Вскочив на ноги, Рой из графства Эрде поднял Карумдас над головой, демонстрируя всем, что больше никто не вправе называть его этой позорной кличкой. Ибо он теперь не «Рой из графства», а самый что ни на есть полноценный граф.

Правда, восстановленное рыцарское достоинство требовало королевского утверждения — но Рой был уверен, что за этим дело не станет.

Он не сомневался в победе Родерика и знал, что новый король не обойдет своей благосклонностью человека, который обеспечил ему эту победу.

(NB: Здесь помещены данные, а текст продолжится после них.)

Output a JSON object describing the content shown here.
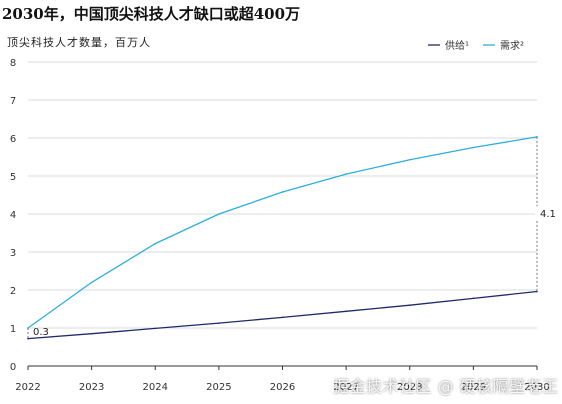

А между тем, до полной победы было еще далеко. Когда солнце опустилось за горную гряду, центральная часть замка все еще находилась в руках короля Леона. И Родерик со своим войском по-прежнему не мог пробиться к замку.

На его пути неприступной скалой стояла заговоренная крепость Беркат.

67

Последняя вечерняя атака с горной стороны мало чем отличалась от предыдущих. Родерик гнал к стенам крепости ополченцев, одетых в крестьянскую одежду и плохо вооруженных.

Но одна особенность в этой атаке все же была.

В толпе ополченцев, набегающих по горной дороге, Барабин заметил знакомые лица.

Сначала Роман узнал человека, который командовал остальными, прячась за их спины. Этого типа с сединой в бороде трудно было спутать с кем-то другим.

Барабина удивило только то, что майора Грегана вообще занесло в это опасное место.

Неужели Родерик объявил всеобщую мобилизацию?

Было очень похоже на то, ибо в отряде майора Грегана Роман заметил и других крестьян, знакомых ему по деревне Таугас.

Запас горючего масла в крепости уже кончался, но Барабин все же приказал вылить очередную порцию не на головы штурмующих, а перед ними.

Реакцию ополченцев нетрудно было предугадать. Они отшатнулись от полыхнувшего огня, и Греган, который находился позади всех, первым обратился в бегство.

Его пример заразительно подействовал на остальных, так что эта атака получилась самой бескровной, но и самой неудачной для штурмующих.

Правда, на полпути к повороту, за которым под прикрытием скал в безопасности концентрировались ополченцы и воины Родерика, бегущих остановила цепь хорошо вооруженных латников. И барон Бекар, несмотря на сгущающиеся сумерки, заметил, что латники носят цвета графа Белгаона.

Командир латников фигурой и доспехами был похож на графского оруженосца, и горячий рыцарь Кентум Кан поспешил высказать предположение, что в стане Родерика находится весь отряд, с которым граф Белгаон ушел из долины Кинд.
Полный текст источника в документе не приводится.